M. Oussedik rappelle également le refus des magistrats de superviser l’opération et d’être « des faux témoins ». La loi électorale oblige la présence de magistrats pour valider le scrutin. « L’Instance de surveillance des élections, prévue dans la Constitution, n’a pas été installée. Et ce qui a été proposée comme structure est refusée par le hirak. On ne doit pas oublier que le peuple fait pendant douze vendredi, des référendums politiques dans la rue pour exprimer le rejet de la présidentielle jusqu’au changement du régime. Le peuple veut un changement des règles du jeu. Les partis de l’opposition refusent également la tenue de ce scrutin. Il est donc, à mes yeux, impossible d’organiser la présidentielle », soutient-il.

Fawzi Oussedik propose lui aussi de s’appuyer sur les articles 7 et 8 de la Constitution (relatifs à la souveraineté et au pouvoir du peuple) pour trouver une solution politique en allant vers un processus constituant avec report de l’élection.

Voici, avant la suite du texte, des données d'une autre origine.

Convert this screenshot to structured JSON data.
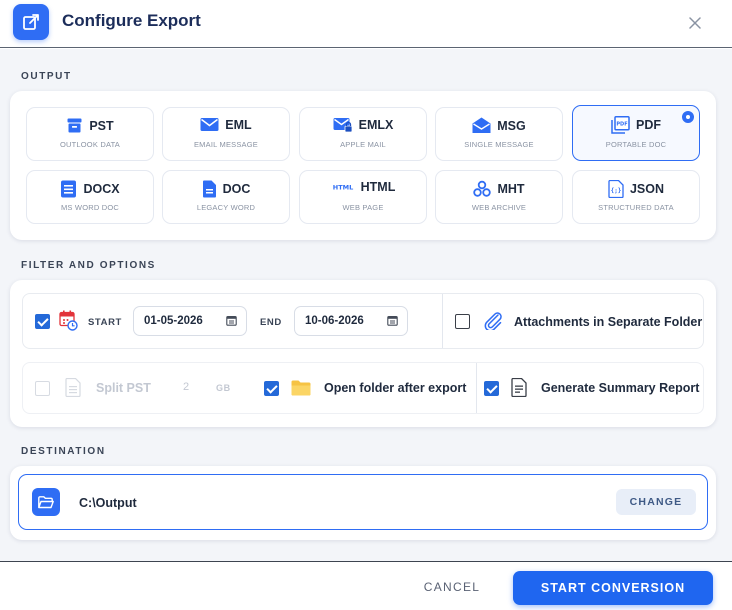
{
  "dialog": {
    "title": "Configure Export",
    "accent_color": "#2f6df4"
  },
  "sections": {
    "output": "OUTPUT",
    "filter": "FILTER AND OPTIONS",
    "destination": "DESTINATION"
  },
  "formats": [
    {
      "name": "PST",
      "sub": "OUTLOOK DATA",
      "icon": "archive-icon",
      "selected": false
    },
    {
      "name": "EML",
      "sub": "EMAIL MESSAGE",
      "icon": "envelope-icon",
      "selected": false
    },
    {
      "name": "EMLX",
      "sub": "APPLE MAIL",
      "icon": "envelope-lock-icon",
      "selected": false
    },
    {
      "name": "MSG",
      "sub": "SINGLE MESSAGE",
      "icon": "envelope-open-icon",
      "selected": false
    },
    {
      "name": "PDF",
      "sub": "PORTABLE DOC",
      "icon": "pdf-icon",
      "selected": true
    },
    {
      "name": "DOCX",
      "sub": "MS WORD DOC",
      "icon": "docx-icon",
      "selected": false
    },
    {
      "name": "DOC",
      "sub": "LEGACY WORD",
      "icon": "doc-icon",
      "selected": false
    },
    {
      "name": "HTML",
      "sub": "WEB PAGE",
      "icon": "html-icon",
      "selected": false
    },
    {
      "name": "MHT",
      "sub": "WEB ARCHIVE",
      "icon": "mht-icon",
      "selected": false
    },
    {
      "name": "JSON",
      "sub": "STRUCTURED DATA",
      "icon": "json-icon",
      "selected": false
    }
  ],
  "filter": {
    "date_enabled": true,
    "start_label": "START",
    "start_date": "01-05-2026",
    "end_label": "END",
    "end_date": "10-06-2026",
    "attachments_label": "Attachments in Separate Folder",
    "attachments_checked": false,
    "split_label": "Split PST",
    "split_value": "2",
    "split_unit": "GB",
    "split_enabled": false,
    "open_folder_label": "Open folder after export",
    "open_folder_checked": true,
    "summary_label": "Generate Summary Report",
    "summary_checked": true
  },
  "destination": {
    "path": "C:\\Output",
    "change_label": "CHANGE"
  },
  "footer": {
    "cancel_label": "CANCEL",
    "start_label": "START CONVERSION"
  }
}
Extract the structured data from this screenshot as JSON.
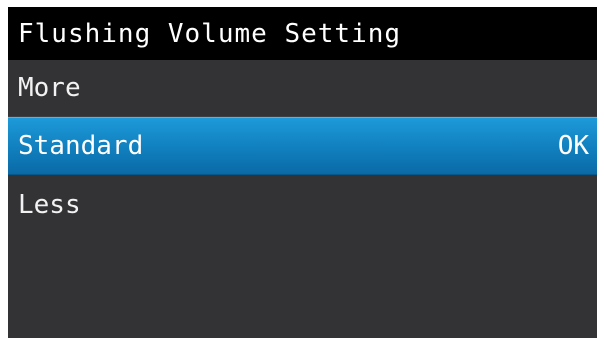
{
  "header": {
    "title": "Flushing Volume Setting"
  },
  "menu": {
    "items": [
      {
        "label": "More",
        "selected": false
      },
      {
        "label": "Standard",
        "selected": true,
        "status": "OK"
      },
      {
        "label": "Less",
        "selected": false
      }
    ]
  },
  "colors": {
    "background": "#333335",
    "title_bar": "#000000",
    "selection": "#117fbe",
    "text": "#f2f2f2"
  }
}
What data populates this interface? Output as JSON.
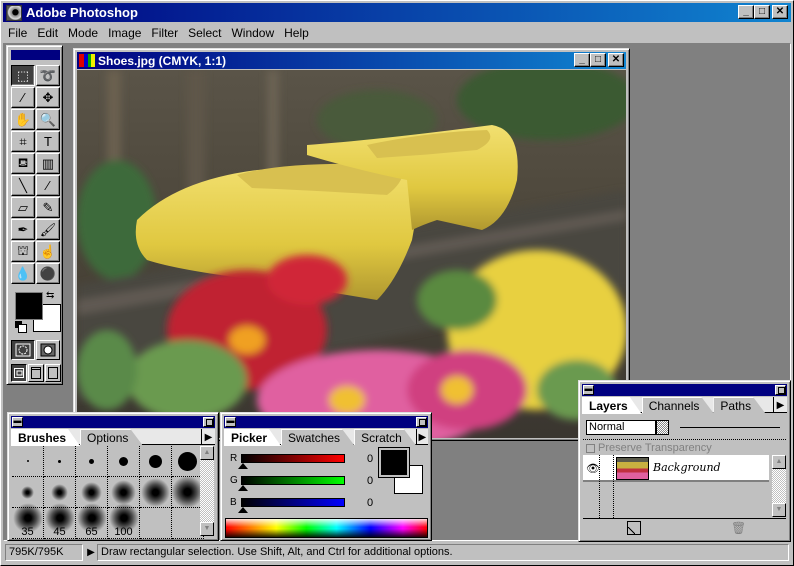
{
  "app": {
    "title": "Adobe Photoshop",
    "window_buttons": {
      "minimize": "_",
      "maximize": "□",
      "close": "✕"
    }
  },
  "menu": [
    "File",
    "Edit",
    "Mode",
    "Image",
    "Filter",
    "Select",
    "Window",
    "Help"
  ],
  "toolbox": {
    "tools": [
      {
        "name": "rectangular-marquee",
        "glyph": "⬚",
        "active": true
      },
      {
        "name": "lasso",
        "glyph": "➰"
      },
      {
        "name": "magic-wand",
        "glyph": "⁄"
      },
      {
        "name": "move",
        "glyph": "✥"
      },
      {
        "name": "hand",
        "glyph": "✋"
      },
      {
        "name": "zoom",
        "glyph": "🔍"
      },
      {
        "name": "crop",
        "glyph": "⌗"
      },
      {
        "name": "type",
        "glyph": "T"
      },
      {
        "name": "paint-bucket",
        "glyph": "⛾"
      },
      {
        "name": "gradient",
        "glyph": "▥"
      },
      {
        "name": "line",
        "glyph": "╲"
      },
      {
        "name": "eyedropper",
        "glyph": "⁄"
      },
      {
        "name": "eraser",
        "glyph": "▱"
      },
      {
        "name": "pencil",
        "glyph": "✎"
      },
      {
        "name": "airbrush",
        "glyph": "✒"
      },
      {
        "name": "paintbrush",
        "glyph": "🖌"
      },
      {
        "name": "rubber-stamp",
        "glyph": "⛫"
      },
      {
        "name": "smudge",
        "glyph": "☝"
      },
      {
        "name": "blur",
        "glyph": "💧"
      },
      {
        "name": "burn",
        "glyph": "⚫"
      }
    ],
    "foreground_color": "#000000",
    "background_color": "#ffffff"
  },
  "document": {
    "title": "Shoes.jpg  (CMYK, 1:1)"
  },
  "brushes": {
    "tabs": [
      "Brushes",
      "Options"
    ],
    "active_tab": "Brushes",
    "rows": [
      [
        {
          "type": "hard",
          "size": 1
        },
        {
          "type": "hard",
          "size": 3
        },
        {
          "type": "hard",
          "size": 5
        },
        {
          "type": "hard",
          "size": 9
        },
        {
          "type": "hard",
          "size": 13
        },
        {
          "type": "hard",
          "size": 19
        }
      ],
      [
        {
          "type": "soft",
          "size": 5
        },
        {
          "type": "soft",
          "size": 9
        },
        {
          "type": "soft",
          "size": 13
        },
        {
          "type": "soft",
          "size": 17
        },
        {
          "type": "soft",
          "size": 21
        },
        {
          "type": "soft",
          "size": 27
        }
      ],
      [
        {
          "type": "soft",
          "size": 35,
          "label": "35"
        },
        {
          "type": "soft",
          "size": 45,
          "label": "45"
        },
        {
          "type": "soft",
          "size": 65,
          "label": "65"
        },
        {
          "type": "soft",
          "size": 100,
          "label": "100"
        }
      ]
    ]
  },
  "picker": {
    "tabs": [
      "Picker",
      "Swatches",
      "Scratch"
    ],
    "active_tab": "Picker",
    "channels": [
      {
        "label": "R",
        "value": "0",
        "color": "#ff0000"
      },
      {
        "label": "G",
        "value": "0",
        "color": "#00ff00"
      },
      {
        "label": "B",
        "value": "0",
        "color": "#0000ff"
      }
    ]
  },
  "layers": {
    "tabs": [
      "Layers",
      "Channels",
      "Paths"
    ],
    "active_tab": "Layers",
    "blend_mode": "Normal",
    "preserve_transparency": "Preserve Transparency",
    "items": [
      {
        "name": "Background",
        "visible": true
      }
    ]
  },
  "status": {
    "doc_size": "795K/795K",
    "message": "Draw rectangular selection.  Use Shift, Alt, and Ctrl for additional options."
  }
}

« Convoquer le corps électoral pour la troisième fois sera difficile »

Ameur Rekhila, ancien membre du Conseil constitutionnel, estime que le report d’une élection présidentielle pour la seconde fois en l’espace de quatre mois sera compliqué.

« Si un président de la République était en place, le problème n’aurait pas été posé. Mais, là, il y a un chef d’État par intérim qui gère le pays sans avoir toutes les prérogatives nécessaires pour reporter l’élection. Convoquer le corps électoral pour la troisième fois pour la même élection, dans le cas du report de celle du 4 juillet, sera difficile, gênant », dit-il.

Ameur Rekhila relève qu’il existe une issue à l’impasse actuelle. « C’est une issue qui peut toucher quelque peu à la Constitution en ce sens qu’on peut justifier le report de l’élection par la nécessité de sauvegarder la stabilité du pays et la nécessité d’avoir une réelle représentation dans l’élection présidentielle », explique-t-il.